The hotel entrance has a floral display with an abundant amount of flowers as its centerpiece, emphatically letting me know what I was in store for. Out of the 300-plus rooms and suites, mine had floral paneling, a large Chinoiserie mirror, wenge wood, and curvaceous furnishings topped by a gorgeous emerald-green velvet sofa. I luxuriated in the Italian marble bathroom, with its freestanding, egg-shaped bath and Toto loo.
I ate well from the confidently small menu of modern European cuisine at Café Biltmore Restaurant & Terrace. Sitting outside beneath powerful heaters in this cool and glamorous restaurant, I watched cloches, crumbers, and piping-hot bread be served with a decided theatricality. It’s opposite the ballroom.
Where else in Mayfair can you be surrounded by plants and unaffected by defiling pigeons or noisy traffic? As Samuel Johnson, the famous lexicographer and man-about-town, was famed for declaring: “So, when a man is tired of London, he is tired of life, for there is in London all that life can afford.” And I can vouch for that staying here in London, in Mayfair, and at The Biltmore.
5. Pan Pacific, Bishopsgate
Representing Pan Pacific’s first hotel in Europe, the hotel just opened this September in the heart of London’s financial district, bang opposite Liverpool Street Station and near the trendy neighborhood of Shoreditch and the major tourist attractions or St. Paul’s Cathedral and the Tower of London.
The foyer is imposing and stylish, with its organic-shaped staircase looping its way up to the restaurant on the second floor. It leads onto the Orchid Lounge, which makes great use of its lights offset by banana leaves. Straight away in this ambiance, I felt away from the hurly-burly of London’s busy business life. The lounge led seamlessly onto the Ginger Lily bar, an exclusive nook darkened both in daytime and at night and offset only by its outdoor terrace. My room was decked out in beige colours and wooden veneer paneling and equipped with all that’s necessary. This airy, spacious room was luxurious yet calmed by harmonious and timeless tones. Everything came, like presents, in smart wooden boxes: silk eye blinds, chocolates, and even the TV remote control. The bathroom sported excellent Diptyque products.

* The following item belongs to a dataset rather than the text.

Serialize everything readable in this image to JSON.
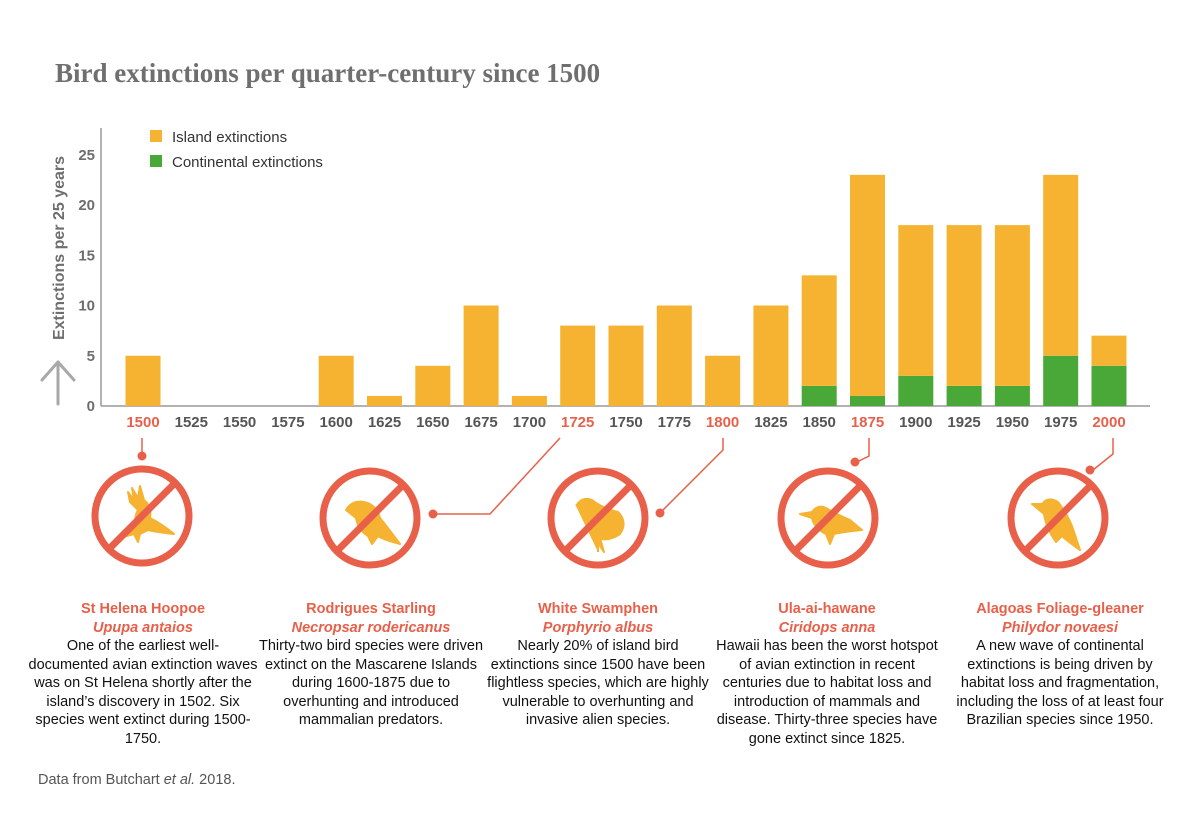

Dining at the Straits Kitchen restaurant is a restful experience. Here I picked from a charming and well-illustrated menu showcasing the melting pot of cuisines represented in multicultural Singapore. As for the breakfast, I was spoiled for choice by a buffet that rivals the finest of patisseries. I went for a swim in the wonderful long infinity pool overlooking the stunning Classical façade of the St. Botolph-without-Bishopsgate church. On this 4th floor, devoted entirely to wellness with its treatment rooms and relaxation pods, there’s everything a traveling business person needs to relax. And thanks, too, must go to the ever-attentive and obliging staff, who offer their sincere Singaporean hospitality within this brand-new contemporary London design.